Bovenstaande uitspraak sloeg in het opiniestuk van Martin Sommer van 1-12-2018 (Volkskrant) op het preventieakkoord, dat ‘met brede steun’ omarmd is door allerlei belanghebbenden. Sommer fileert daarin perfect het manco van de huidige verzorgingsstaat. Hij gebruikt als voorbeeld ook de ‘klimaattafels’ van Nijpels. Ik citeer:

“Iets dergelijks gaat op voor de klimaattafels van Ed Nijpels. Daar mochten de boze burgers die geen windmolen in hun achtertuin willen, niet aanschuiven. Zij zijn dus de sigaar. Zo werkt besturen anno 2018, want dit zijn nog maar twee akkoorden, van de tien die ik in het regeerakkoord heb geturfd. Dit is het kabinet van de akkoordenziekte en het bijzondere is dat ze er nog trots op zijn ook.
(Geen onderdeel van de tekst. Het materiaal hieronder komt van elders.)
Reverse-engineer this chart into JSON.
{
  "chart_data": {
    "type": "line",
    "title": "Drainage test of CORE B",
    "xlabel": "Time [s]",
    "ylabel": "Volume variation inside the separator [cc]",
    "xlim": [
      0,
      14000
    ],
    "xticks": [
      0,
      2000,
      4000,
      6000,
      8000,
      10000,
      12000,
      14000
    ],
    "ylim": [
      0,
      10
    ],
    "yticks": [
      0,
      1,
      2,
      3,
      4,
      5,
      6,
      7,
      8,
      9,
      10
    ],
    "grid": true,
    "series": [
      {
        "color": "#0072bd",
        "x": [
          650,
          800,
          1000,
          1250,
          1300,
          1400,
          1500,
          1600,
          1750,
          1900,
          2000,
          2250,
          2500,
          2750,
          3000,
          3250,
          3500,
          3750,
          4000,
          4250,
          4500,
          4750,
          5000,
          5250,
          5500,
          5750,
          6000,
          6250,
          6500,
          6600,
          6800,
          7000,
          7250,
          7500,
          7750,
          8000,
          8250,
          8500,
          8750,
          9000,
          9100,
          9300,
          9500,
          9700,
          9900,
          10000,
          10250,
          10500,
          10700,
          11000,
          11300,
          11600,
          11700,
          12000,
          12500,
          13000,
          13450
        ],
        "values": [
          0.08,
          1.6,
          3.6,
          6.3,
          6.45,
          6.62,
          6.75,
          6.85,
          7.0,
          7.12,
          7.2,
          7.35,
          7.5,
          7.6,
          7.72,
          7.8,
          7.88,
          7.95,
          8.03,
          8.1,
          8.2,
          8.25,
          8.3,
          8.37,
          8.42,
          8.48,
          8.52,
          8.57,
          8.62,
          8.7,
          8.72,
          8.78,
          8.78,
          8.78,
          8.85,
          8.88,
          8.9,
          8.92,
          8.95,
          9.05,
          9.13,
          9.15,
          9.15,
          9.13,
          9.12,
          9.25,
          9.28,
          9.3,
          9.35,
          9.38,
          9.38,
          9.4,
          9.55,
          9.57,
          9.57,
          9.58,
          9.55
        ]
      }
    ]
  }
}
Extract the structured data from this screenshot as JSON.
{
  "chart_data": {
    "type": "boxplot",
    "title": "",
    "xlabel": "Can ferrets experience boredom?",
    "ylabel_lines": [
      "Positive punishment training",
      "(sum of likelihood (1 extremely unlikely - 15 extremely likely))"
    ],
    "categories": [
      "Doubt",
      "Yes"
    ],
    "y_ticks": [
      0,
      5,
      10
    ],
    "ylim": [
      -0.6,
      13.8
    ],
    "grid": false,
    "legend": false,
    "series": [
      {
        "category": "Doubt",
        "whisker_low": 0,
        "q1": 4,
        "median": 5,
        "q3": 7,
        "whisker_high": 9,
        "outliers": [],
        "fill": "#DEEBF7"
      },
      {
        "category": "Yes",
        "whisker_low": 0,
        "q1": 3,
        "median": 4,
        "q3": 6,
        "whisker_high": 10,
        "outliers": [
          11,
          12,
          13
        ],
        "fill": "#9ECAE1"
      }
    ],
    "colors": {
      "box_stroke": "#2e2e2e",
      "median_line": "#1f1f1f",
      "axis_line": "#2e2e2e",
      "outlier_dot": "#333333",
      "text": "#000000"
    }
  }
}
Wij maken ons druk over de gekozen burgemeester, maar het echte bestuursprobleem heet de polder. (..in 1978) publiceerden de sociologen J.A.A. van Doorn en Kees Schuyt hun boek ‘De stagnerende verzorgingsstaat’. Daarin toonden ze aan dat de verzorgingsstaat onhoudbaar werd, juist door de uitbesteding van beleid die nu als oplossing voor alle kwalen wordt gepropageerd. De verzorgingsstaat kenmerkte zich door explosieve kostenstijgingen. De dominantie van deskundigen ondergroef de positie van de ‘leken’ van het openbaar bestuur. Om de subsidiestroom te waarborgen was het nodig ‘rond de centrale overheid een toestand van vreedzaam maar hardnekkig beleg in stand te houden, present te zijn in de vele advies- en overlegorganen en de weg te weten in het ambtelijk apparaat’. Dat was 1978, maar het lijkt allemaal sprekend op het akkoordengedoe van nu. De klimaattafels voorop natuurlijk. Premier Rutte heeft het over de grootste verbouwing van Nederland sinds de oorlog. Ook hier koerst men rap richting onbetaalbaarheid. Opnieuw de adviseurs en de connaisseurs, de gemeenten, de klimaatwetenschappers en de fijnstofonderzoekers, de warmtepompkoepelaars en de juristen die allemaal een stuk van de taart willen. Alles in het algemeen belang natuurlijk.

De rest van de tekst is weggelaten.